= Standard work =

Standard work or standardized work is a lean manufacturing is the current, documented best known method for executing a task. The purpose is to create a consistent, efficient, and repeatable process that can be utilized by anyone enabling workers to reduce waste, improve quality, and increase productivity.

Employees may be resistant to the deployment of standard work due resistance to change.

Aside from creating stability, standardized work provides a baseline for kaizen or continuous improvement. Without a stable, repeatable process it is not possible to assess whether a change to a job has helped or hurt it.

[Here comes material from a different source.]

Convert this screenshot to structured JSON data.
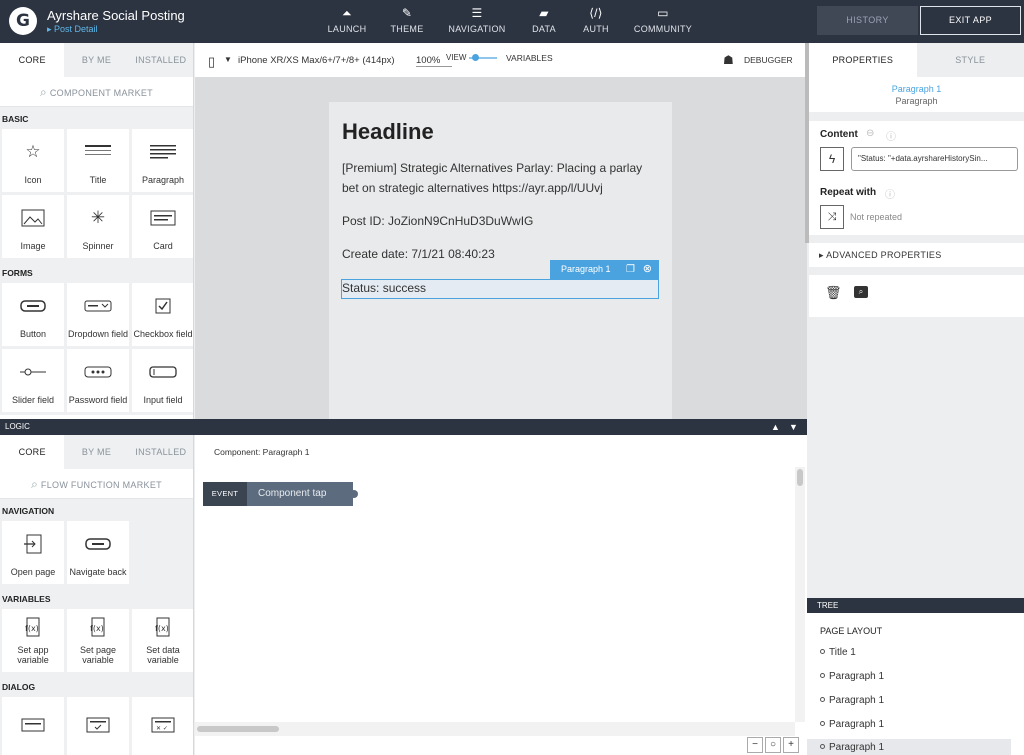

There are three elements to standardized work:

1. Takt Time — the pace of customer demand
2. Standard Work in Process (SWIP) — the minimal amount of inventory required to ensure a smooth flow
3. Work Sequence — the steps to complete the job safely with quality within takt time

There are three standardized work sheets:

1. Standardized Work Chart —maps an operator's walk path to parts, tools, stations, and equipment, while documenting key points for safety and quality.
2. Standardized Work Process Capacity Sheet — calculates whether equipment can keep up with the pace of demand
3. Standardized Work Combination Table — records an operator's manual work alongside automated machine work, and walking to assess if a job can be completed within takt time.
Standard work is not the same as standard operating procedure. The latter details rules and technical requirements (e.g. a torque rating), while the former explains an operator's method and how he interacts with tools, equipment, and the product within takt time.